My research focuses on the interaction of law and religion, raising questions of their historical and contemporary relationship, how religion and law influence and define one another, and how modern theories and practices of constitutionalism shape the relationship between public life/authority and the world of religious belief, practice, and community. In particular, my research attempts to explore a kind of phenomenology of law and religion, asking how religion is perceived and experienced by the law and legal culture, and how contemporary legal orders are encountered and understood from within religious cultures.

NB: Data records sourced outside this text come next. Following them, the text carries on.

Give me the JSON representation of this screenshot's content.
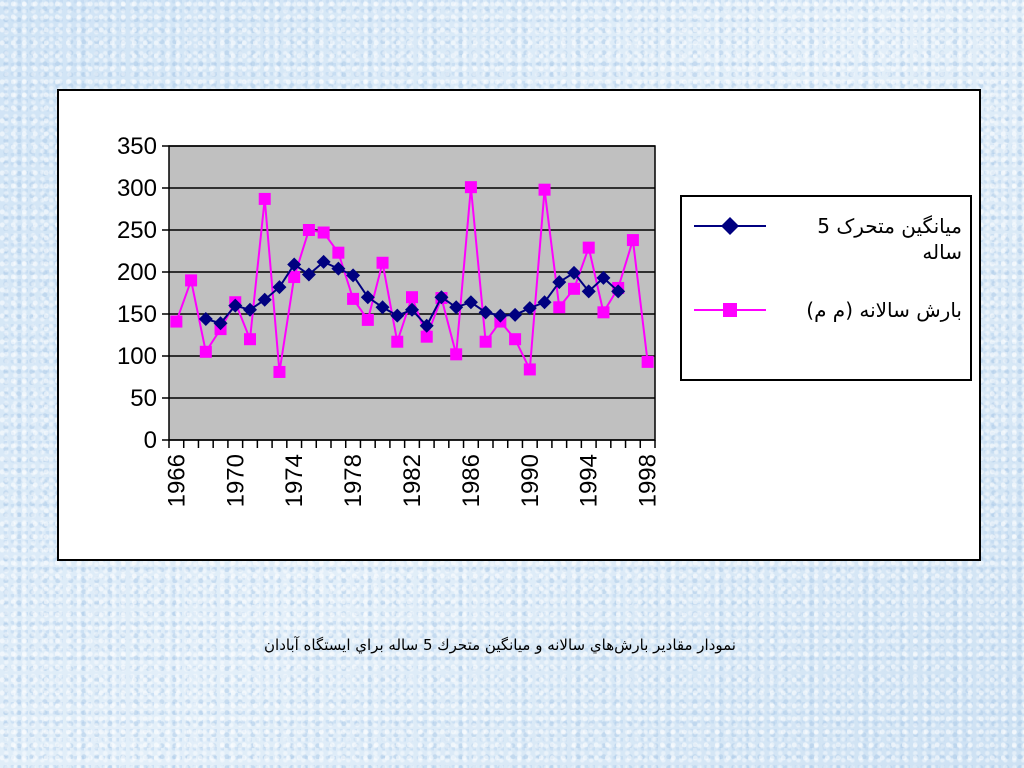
{
  "caption": "نمودار مقادير بارش‌هاي سالانه و ميانگين متحرك 5 ساله براي ايستگاه آبادان",
  "chart_data": {
    "type": "line",
    "title": "",
    "xlabel": "",
    "ylabel": "",
    "xlim": [
      1966,
      1998
    ],
    "ylim": [
      0,
      350
    ],
    "y_ticks": [
      0,
      50,
      100,
      150,
      200,
      250,
      300,
      350
    ],
    "x_tick_labels": [
      "1966",
      "1970",
      "1974",
      "1978",
      "1982",
      "1986",
      "1990",
      "1994",
      "1998"
    ],
    "grid": "horizontal",
    "plot_background": "#c0c0c0",
    "legend_position": "right",
    "series": [
      {
        "name": "ميانگين متحرک 5 ساله",
        "color": "#000080",
        "marker": "diamond",
        "x": [
          1968,
          1969,
          1970,
          1971,
          1972,
          1973,
          1974,
          1975,
          1976,
          1977,
          1978,
          1979,
          1980,
          1981,
          1982,
          1983,
          1984,
          1985,
          1986,
          1987,
          1988,
          1989,
          1990,
          1991,
          1992,
          1993,
          1994,
          1995,
          1996
        ],
        "values": [
          144,
          139,
          160,
          155,
          167,
          182,
          209,
          197,
          212,
          204,
          196,
          170,
          158,
          148,
          155,
          136,
          170,
          158,
          164,
          152,
          148,
          149,
          157,
          164,
          188,
          199,
          177,
          193,
          177
        ]
      },
      {
        "name": "بارش سالانه (م م)",
        "color": "#ff00ff",
        "marker": "square",
        "x": [
          1966,
          1967,
          1968,
          1969,
          1970,
          1971,
          1972,
          1973,
          1974,
          1975,
          1976,
          1977,
          1978,
          1979,
          1980,
          1981,
          1982,
          1983,
          1984,
          1985,
          1986,
          1987,
          1988,
          1989,
          1990,
          1991,
          1992,
          1993,
          1994,
          1995,
          1996,
          1997,
          1998
        ],
        "values": [
          141,
          190,
          105,
          132,
          164,
          120,
          287,
          81,
          194,
          250,
          247,
          223,
          168,
          143,
          211,
          117,
          170,
          123,
          169,
          102,
          301,
          117,
          141,
          120,
          84,
          298,
          158,
          180,
          229,
          152,
          181,
          238,
          93
        ]
      }
    ]
  }
}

Among the variety of issues generated from these questions, the following are currently at the centre of my work:
Religion, Tolerance, and Legal Multiculturalism:
Canadians have come to understand the management of deep diversity from within a story about multiculturalism. Religious diversity as a public policy issue is overwhelmingly discussed as a matter of tolerance and accommodation, mandated by a policy of multiculturalism in which the law and legal institutions play a key managerial role. My work questions the adequacy of this account, exploring the theory, practices, and experience of legal toleration and the way in which a close examination of legal tolerance and accommodation shows the limits and commitments of legal culture, the boundaries of religion in public life, and the cross-cultural nature of the interaction of law and religion.
Judgment, Morality, and Religion:
I am keenly interested in the ethics and theory of judgment, both legal and otherwise. This focus has led me to study the nature of judgment in criminal and constitutional law and, recently, the way in which religion has historically shaped our understanding and practices of legal judgment. In contemporary constitutional and criminal law religion appears both as a particularly fraught subject of legal judgment (how do we assess religion and religious practices?) and as a cultural force that informs practices of legal judgment (what imprint have theological conceptions such as equity, retribution, mercy, and fear left on how we think about just judgment?).
Secularism, Political Theology, and Comparative Constitutionalism:
At the most general level, my research on law and religion inquires into the relationship between modern liberal legal culture and religion. I am interested in how various polities and constitutional traditions have understood the nature of religious freedom, secularism and public reason and, in particular, how these matters are understood and contested in Canada. The role of belief and value in the rule of law, as well as the imprint of history on our understanding of the modern liberal state, leads me also into questions about the deeper meanings and commitments that abide in our legal and political practices, question that have sometimes been characterized as matters of “political theology”.